The Roaring 20s and the 70s: Decade-wise, cars from the 1920s and the 1970s are the only two eras showing positive price gains so far this year.
What’s Struggling:
British Metal: It’s a tough time to be selling British heritage. Rolls-Royce, Bentley, and Lotus are the weakest performers marques right now.
The 1940s: Cars from the 40s took an absolute beating at the start of the year, with prices plummeting 30% overall.
The Split Market: The Great Standoff
In January, we noted the emergence of a "split market." In Q1, that split has evolved into a clear standoff.
And increasingly, we can see what’s driving it.
With a surge of new bidders focusing almost exclusively on top-tier cars, liquidity is being pulled upward - leaving the middle of the market increasingly stagnant.
We are seeing a massive divergence in how owners behave depending on the value of their cars.
We’ve seen a 31% increase in the volume of cars trading for over £250,000.
Simultaneously, we’ve seen a 16% increase in cars trading for under £10,000.
But everything in between is where the real tension lies.
Volume across the vast middle of the market has dropped. This isn’t because the cars are unsellable - it’s because sellers are refusing to meet the market.
If you own a £5,000 modern classic that's dropping in value, you are highly likely to just cut your losses and move on. If you own a £60,000 enthusiast car that is currently trading at £45,000, you are likely holding onto it, waiting and hoping the market turns.
But if you own a multi-million-pound Ferrari? You are riding a very lucrative wave. We are seeing monumental prices for top-tier modern classics in 2026, and owners are catching on.
They are actively choosing to transact right now to capitalise on this top-end strength.
For the middle market, holding tight may prove to be a smart move for now. On one hand you have the indicators that the market is bottoming out and starting to improve. On the other hand, if that trend reverses, when does a smart hold turn into a firesale?
The Vital Signs: Supply and Sell-Through
If you’ve been following our analysis, you know our golden rule right now: Supply needs to keep constraining if prices are going to stabilise.
So, how are we doing?
We’ve seen a 2% increase in the number of vehicles being offered at auction in Q1. While it is an increase, the rate of that increase is slowing down dramatically. This is great news and a key factor needed to reinvigorate prices. However, we are still seeing well over twice as many auction listings as we did pre-Covid.
Quick side note, we’ve been working on building a much broader view on the market beyond auctions - more on that in our next update.
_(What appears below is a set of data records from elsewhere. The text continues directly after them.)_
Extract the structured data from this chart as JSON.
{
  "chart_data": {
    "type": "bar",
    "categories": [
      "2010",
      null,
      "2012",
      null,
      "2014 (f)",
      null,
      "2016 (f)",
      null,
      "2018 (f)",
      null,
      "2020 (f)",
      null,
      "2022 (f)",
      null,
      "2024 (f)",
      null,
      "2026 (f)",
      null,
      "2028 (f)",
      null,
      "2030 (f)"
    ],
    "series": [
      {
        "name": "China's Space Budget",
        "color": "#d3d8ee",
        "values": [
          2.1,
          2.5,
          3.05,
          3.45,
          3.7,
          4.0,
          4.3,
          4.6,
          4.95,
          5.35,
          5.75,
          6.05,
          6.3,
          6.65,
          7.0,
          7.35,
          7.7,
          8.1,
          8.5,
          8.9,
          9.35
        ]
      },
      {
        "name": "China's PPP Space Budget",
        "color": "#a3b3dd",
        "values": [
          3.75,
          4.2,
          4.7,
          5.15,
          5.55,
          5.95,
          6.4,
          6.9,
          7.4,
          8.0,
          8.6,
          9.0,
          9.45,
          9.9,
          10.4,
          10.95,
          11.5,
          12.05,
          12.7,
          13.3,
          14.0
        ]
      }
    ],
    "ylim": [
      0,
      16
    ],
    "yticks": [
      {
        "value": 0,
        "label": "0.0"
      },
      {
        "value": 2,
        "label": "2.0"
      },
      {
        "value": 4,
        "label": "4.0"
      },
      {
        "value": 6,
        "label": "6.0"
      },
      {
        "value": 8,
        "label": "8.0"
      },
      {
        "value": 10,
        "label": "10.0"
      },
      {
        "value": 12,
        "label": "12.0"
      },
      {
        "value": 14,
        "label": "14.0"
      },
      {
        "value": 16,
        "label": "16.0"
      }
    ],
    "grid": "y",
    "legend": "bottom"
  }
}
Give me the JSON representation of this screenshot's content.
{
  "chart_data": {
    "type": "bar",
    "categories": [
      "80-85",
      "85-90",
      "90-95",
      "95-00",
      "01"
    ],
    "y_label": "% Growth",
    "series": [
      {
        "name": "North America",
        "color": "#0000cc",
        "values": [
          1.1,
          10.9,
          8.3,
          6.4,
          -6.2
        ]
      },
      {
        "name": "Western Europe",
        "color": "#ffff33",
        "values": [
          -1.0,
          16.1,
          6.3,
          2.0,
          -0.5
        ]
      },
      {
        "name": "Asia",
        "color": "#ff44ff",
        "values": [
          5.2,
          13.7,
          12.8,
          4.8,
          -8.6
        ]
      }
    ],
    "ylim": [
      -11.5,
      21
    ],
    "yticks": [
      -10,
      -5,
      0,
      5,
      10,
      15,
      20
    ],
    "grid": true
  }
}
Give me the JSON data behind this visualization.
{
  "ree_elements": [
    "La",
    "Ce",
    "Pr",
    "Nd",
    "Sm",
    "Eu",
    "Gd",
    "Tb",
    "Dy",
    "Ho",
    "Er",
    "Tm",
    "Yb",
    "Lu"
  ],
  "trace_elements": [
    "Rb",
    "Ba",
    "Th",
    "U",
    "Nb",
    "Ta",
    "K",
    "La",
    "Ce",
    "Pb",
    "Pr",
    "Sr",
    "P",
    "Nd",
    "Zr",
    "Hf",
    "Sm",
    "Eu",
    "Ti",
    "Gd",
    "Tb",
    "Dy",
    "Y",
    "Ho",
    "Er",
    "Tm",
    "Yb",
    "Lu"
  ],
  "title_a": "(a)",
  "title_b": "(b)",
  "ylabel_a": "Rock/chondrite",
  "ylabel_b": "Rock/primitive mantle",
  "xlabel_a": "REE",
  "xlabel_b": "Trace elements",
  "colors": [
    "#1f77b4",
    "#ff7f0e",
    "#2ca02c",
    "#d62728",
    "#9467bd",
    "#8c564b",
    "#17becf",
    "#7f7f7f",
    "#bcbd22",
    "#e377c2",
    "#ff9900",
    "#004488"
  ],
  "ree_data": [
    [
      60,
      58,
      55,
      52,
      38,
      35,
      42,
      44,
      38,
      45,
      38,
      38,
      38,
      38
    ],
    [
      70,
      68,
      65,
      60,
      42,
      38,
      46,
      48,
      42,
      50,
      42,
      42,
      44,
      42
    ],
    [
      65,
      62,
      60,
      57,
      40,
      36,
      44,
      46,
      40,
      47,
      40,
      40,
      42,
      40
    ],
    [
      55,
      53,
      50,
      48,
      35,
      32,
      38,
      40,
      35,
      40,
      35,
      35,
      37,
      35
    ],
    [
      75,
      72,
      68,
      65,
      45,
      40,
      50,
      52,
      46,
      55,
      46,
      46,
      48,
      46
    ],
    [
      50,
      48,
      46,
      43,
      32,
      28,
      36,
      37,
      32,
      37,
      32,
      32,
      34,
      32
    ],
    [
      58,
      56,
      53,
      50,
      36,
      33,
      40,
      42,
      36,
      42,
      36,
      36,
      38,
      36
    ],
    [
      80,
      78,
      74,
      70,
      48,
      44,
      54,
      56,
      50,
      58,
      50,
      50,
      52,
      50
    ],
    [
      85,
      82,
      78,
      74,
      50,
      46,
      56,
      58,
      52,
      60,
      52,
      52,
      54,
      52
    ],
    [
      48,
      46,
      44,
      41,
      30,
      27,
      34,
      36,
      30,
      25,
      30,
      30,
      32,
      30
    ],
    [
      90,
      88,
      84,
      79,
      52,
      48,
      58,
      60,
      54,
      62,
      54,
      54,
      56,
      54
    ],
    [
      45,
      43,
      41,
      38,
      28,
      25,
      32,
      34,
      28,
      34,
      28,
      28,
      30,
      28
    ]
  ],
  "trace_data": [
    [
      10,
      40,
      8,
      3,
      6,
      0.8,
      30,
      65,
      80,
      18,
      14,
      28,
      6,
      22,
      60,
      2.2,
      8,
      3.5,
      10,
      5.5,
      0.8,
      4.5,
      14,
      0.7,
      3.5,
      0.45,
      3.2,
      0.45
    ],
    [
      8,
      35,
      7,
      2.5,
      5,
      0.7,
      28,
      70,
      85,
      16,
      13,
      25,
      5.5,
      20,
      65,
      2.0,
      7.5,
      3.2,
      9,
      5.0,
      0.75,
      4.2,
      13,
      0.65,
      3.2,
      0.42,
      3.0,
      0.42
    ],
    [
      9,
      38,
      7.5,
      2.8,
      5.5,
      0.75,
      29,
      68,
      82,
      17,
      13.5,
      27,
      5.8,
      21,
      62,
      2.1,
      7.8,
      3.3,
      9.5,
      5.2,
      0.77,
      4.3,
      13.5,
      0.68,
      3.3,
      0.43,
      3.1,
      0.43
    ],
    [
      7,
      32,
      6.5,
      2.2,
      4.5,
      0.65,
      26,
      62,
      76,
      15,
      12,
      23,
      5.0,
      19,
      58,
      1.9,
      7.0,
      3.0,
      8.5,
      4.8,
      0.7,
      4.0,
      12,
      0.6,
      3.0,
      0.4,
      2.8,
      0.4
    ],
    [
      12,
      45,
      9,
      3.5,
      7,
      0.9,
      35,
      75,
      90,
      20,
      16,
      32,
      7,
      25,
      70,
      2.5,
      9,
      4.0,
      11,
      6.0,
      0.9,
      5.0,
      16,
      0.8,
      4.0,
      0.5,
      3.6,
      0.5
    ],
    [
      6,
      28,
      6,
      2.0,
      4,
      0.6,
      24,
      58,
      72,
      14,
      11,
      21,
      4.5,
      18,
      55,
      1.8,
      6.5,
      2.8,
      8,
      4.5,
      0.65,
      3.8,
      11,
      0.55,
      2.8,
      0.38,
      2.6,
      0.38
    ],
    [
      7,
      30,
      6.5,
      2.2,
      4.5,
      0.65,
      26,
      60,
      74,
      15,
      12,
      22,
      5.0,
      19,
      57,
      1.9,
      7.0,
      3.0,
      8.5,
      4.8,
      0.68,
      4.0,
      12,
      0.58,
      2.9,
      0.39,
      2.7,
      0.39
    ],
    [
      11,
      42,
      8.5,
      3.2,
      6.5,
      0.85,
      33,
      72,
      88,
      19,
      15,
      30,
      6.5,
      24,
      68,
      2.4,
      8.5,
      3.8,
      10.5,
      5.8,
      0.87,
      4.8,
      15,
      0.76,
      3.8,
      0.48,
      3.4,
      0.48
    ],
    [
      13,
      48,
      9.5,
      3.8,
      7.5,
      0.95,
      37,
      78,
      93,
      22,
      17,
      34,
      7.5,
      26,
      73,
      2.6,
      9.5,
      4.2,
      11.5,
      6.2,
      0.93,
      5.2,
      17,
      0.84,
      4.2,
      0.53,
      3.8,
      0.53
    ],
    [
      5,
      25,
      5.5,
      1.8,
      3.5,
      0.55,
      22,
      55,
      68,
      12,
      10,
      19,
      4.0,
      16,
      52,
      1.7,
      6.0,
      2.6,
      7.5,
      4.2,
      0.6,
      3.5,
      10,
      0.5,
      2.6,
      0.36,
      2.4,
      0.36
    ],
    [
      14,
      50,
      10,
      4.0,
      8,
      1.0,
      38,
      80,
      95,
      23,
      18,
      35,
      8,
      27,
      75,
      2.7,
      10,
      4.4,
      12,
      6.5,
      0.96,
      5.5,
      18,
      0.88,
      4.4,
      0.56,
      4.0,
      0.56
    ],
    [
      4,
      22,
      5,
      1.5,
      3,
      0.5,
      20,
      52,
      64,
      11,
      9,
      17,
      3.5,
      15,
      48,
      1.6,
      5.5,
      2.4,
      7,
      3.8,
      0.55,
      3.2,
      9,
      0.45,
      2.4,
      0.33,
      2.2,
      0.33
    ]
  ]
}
Watch this space.
For now, the best news from the auction world comes from the sell-through rate, which has stabilised at 78% globally (matching this time last year). After multiple years of painful declines, a stable sell-through rate shows that the delta between buyer and seller expectations is finally merging. (Though it's worth noting local variances: the US sell-through rate ticked up 1 percentage point, while the UK fell by 4).
Summary: What Does the Future Hold?
So, is 2026 a boom year? No.
But it is shaping up to be the year the market finally bottoms out.
The rate of price declines is slowing. The avalanche of auction supply is losing momentum. Buyer and seller expectations are aligning. The top tier is thriving, and the EU market is showing us that genuine asset growth is still entirely possible.
Despite all this talk of percentages and price drops, our core philosophy remains unchanged. You should buy what you love, but buy with a drop of data.
Ultimately, the most important thing is that you love what’s sitting in your garage and you actually go out and drive it. Now that Q1 is behind us, spring is officially here. Let's just hope the April showers hold off long enough for us to get the cars out.